Ethics board discusses advisory opinion on Host
By Grace Lovins
The Birmingham Ethics Board on Tuesday, April 18, reviewed a draft advisory opinion on the actions taken by city commissioner Brad Host towards the end of 2022 relative to the city's pending 2040 Master Plan and decided to reconvene to discuss a new draft at the panel's next meeting.
In November of 2022, Host had used social media, paper flyers and other methods in regards to the city’s draft of the 2040 Master Plan and the ethics board previously acknowledged that he was perpetuating misinformation outside of the proper communication channels. City manager Tom Markus requested the advisory opinion from the board in March.
At the meeting on April 18, the board reviewed the circulated draft opinion written by chair James Robb. Because the matter was not a formal complaint against Host but a request for advisory opinion, the opinion is meant to be educational. The opinion states that Host’s actions appeared to the board as though he attempted to influence, used improper channels of communication and, ultimately, his actions fell short of the code of ethics.
At an earlier meeting prior to the draft opinion, board members were generally critical of Host's actions, citing issues of truthfulness, lack of acknowledgement in his correspondence with the public that he is a city commissioner, undermining public confidence in city government and failure to disclose ownership of property in one area of the city that could be impacted by part of the 2040 Master Plan.
Robb and John Schrot agreed with the opinions stated in the draft, but Sophie Fierro-Share disagreed on a few matters about Host’s intentions.
“I’ve come to understand that the ethics ordinance has two parts to it. One is a specific requirement of Section 2324, and the other is a more hopeful expression that city officials will behave so well they will never give any citizen cause for concern. The latter part is found in section 2321 where the ethics ordinance says, ‘City officials are bound to observe the high standards of ethical conduct and that their official conduct should be above reproach, avoiding conduct which may tend to undermine respect for city officials, employees and for the city as an institution,” Fierro-Share said.
“I don’t think the city commission adopted an ordinance that makes minimum standards for city officials and highest possible ethical standards, the standards which are in fact not measurable or workable. All sorts of conduct might cause a citizen to lose respect for city government. Not everything that causes a citizen to lose respect for their government is an ethical issue,” she continued.
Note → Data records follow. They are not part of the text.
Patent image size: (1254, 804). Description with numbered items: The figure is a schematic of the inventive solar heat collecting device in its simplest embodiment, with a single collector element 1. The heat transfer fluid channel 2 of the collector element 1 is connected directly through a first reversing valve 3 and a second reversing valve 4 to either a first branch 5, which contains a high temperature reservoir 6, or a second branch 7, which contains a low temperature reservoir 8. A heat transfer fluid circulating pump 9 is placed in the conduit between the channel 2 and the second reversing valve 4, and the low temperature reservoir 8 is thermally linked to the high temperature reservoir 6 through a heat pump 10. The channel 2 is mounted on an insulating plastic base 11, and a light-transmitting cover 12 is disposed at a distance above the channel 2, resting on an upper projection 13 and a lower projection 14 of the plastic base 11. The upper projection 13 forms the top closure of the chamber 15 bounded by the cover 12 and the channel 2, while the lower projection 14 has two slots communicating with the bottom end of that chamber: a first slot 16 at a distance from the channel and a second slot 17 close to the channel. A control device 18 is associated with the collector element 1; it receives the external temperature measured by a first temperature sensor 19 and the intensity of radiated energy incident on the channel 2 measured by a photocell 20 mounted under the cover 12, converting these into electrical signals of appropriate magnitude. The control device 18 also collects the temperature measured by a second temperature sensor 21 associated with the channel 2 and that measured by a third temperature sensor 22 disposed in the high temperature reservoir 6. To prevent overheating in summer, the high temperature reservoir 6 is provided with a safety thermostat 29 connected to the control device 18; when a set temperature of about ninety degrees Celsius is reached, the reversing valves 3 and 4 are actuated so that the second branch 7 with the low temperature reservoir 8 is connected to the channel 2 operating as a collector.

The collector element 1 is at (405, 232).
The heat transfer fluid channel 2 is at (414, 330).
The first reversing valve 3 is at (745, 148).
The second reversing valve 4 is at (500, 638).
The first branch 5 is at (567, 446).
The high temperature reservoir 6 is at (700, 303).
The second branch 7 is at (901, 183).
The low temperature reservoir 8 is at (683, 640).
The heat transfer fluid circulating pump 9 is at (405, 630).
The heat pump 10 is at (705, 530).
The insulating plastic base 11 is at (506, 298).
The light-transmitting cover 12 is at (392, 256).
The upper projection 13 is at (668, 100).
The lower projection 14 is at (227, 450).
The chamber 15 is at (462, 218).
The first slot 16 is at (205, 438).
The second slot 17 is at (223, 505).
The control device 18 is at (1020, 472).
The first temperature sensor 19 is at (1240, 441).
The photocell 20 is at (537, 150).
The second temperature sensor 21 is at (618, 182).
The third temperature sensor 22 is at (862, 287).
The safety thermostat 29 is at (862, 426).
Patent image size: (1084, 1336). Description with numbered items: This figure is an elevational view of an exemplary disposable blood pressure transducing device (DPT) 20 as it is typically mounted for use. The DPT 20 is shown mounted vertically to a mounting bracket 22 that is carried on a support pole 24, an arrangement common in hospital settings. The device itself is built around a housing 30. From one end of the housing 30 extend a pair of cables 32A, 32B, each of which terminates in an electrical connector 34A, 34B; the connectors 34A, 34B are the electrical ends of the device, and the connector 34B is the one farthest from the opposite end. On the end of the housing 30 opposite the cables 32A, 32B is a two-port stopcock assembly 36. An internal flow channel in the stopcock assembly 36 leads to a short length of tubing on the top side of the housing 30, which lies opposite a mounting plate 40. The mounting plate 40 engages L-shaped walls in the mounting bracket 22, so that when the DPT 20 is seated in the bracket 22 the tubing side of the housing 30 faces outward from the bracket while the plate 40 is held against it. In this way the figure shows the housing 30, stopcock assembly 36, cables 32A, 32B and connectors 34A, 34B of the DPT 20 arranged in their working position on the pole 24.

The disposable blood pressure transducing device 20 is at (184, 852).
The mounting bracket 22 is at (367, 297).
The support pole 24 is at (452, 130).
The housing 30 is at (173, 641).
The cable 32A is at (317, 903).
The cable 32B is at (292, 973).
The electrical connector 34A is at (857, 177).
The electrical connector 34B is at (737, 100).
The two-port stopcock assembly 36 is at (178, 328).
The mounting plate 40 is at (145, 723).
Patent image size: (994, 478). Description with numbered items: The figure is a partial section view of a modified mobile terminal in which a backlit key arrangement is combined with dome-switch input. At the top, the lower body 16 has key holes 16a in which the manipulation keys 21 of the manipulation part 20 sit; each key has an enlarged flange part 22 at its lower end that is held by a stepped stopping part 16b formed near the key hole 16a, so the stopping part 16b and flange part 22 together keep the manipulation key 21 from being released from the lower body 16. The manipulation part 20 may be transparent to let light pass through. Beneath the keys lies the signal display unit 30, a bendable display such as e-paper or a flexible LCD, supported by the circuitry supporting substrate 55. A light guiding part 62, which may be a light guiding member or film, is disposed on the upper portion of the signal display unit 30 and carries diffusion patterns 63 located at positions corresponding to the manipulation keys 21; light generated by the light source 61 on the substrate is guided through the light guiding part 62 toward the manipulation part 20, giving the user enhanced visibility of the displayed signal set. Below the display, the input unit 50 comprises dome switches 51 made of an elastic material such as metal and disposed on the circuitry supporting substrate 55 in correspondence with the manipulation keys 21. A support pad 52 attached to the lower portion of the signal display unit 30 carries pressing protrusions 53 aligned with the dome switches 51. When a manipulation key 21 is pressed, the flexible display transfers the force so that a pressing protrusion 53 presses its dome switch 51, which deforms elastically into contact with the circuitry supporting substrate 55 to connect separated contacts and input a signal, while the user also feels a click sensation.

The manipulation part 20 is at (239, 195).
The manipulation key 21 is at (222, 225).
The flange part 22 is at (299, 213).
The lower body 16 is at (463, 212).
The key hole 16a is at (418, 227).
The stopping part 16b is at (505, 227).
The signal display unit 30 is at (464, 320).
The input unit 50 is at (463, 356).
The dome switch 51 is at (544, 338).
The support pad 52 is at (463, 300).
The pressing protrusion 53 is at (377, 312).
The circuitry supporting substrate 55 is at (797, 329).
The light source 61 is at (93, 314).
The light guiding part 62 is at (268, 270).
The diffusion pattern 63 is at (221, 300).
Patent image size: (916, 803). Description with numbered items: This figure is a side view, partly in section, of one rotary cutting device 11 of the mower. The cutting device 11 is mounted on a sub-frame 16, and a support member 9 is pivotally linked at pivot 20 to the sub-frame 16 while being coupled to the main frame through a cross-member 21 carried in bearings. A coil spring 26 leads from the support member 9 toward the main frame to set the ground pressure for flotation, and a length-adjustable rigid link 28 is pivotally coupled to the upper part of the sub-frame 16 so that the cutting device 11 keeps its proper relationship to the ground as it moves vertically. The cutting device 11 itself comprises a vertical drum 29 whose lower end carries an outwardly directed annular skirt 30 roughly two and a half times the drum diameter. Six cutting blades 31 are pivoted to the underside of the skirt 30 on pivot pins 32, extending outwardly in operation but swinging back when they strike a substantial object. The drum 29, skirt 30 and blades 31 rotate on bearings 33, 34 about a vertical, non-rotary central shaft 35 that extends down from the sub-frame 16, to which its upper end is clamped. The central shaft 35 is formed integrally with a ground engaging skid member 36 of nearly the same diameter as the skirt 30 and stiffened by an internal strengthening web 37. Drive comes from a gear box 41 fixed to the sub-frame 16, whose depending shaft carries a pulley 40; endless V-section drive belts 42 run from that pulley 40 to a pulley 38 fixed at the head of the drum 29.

Fierro-Share explained that she believes Host wasn’t intending to cause problems and was instead encouraging public engagement. She says that she doesn’t see anything wrong with encouraging people to make their views known to the planning board and that he wasn’t trying to influence anybody. She also disagreed with Robb’s opinion that Host intended to hinder the work of the planning board or influence any decisions.
“While there is a danger that advocacy can be perceived by some as crossing the line into improper attempts to influence the decision-making process, commissioner Host did not cross the line, but he should be mindful that his actions have consequences and that some citizens could draw conclusions from his actions that he did not intend. He should recognize the possibility and be certain that he is encouraging respectful civic dialogue,” said Fierro-Share.
Robb disagreed, noting that Host’s actions looked to him as if it was an attempt to influence because the board knows that many of the communications weren’t entirely true.
“Host corrected [the inaccurate communications] in large, but they were already out there. It already stirred the pot and what concerned me is the very reason why city commissioners should not be at the meetings of advisory committees. It may tend to hinder the work that they are obligated to do with independence, the very same standard that we have to do our job here. For whatever reason, if they feel reluctant to explain their views, feel reluctant to act on a certain matter, that’s hindering the work and that is outside of city channels because here the city commission is ultimately going to vote on the matter,” Robb said.
Schrot also noted that the board’s task is not to determine whether there was a breach of the ordinance but if the conduct conformed to the code. He noted that Fierro-Share will need to formulate a dissent if she disagrees with the opinions written in the revised draft after it is circulated. The board will reconvene to discuss a revised draft at a later date.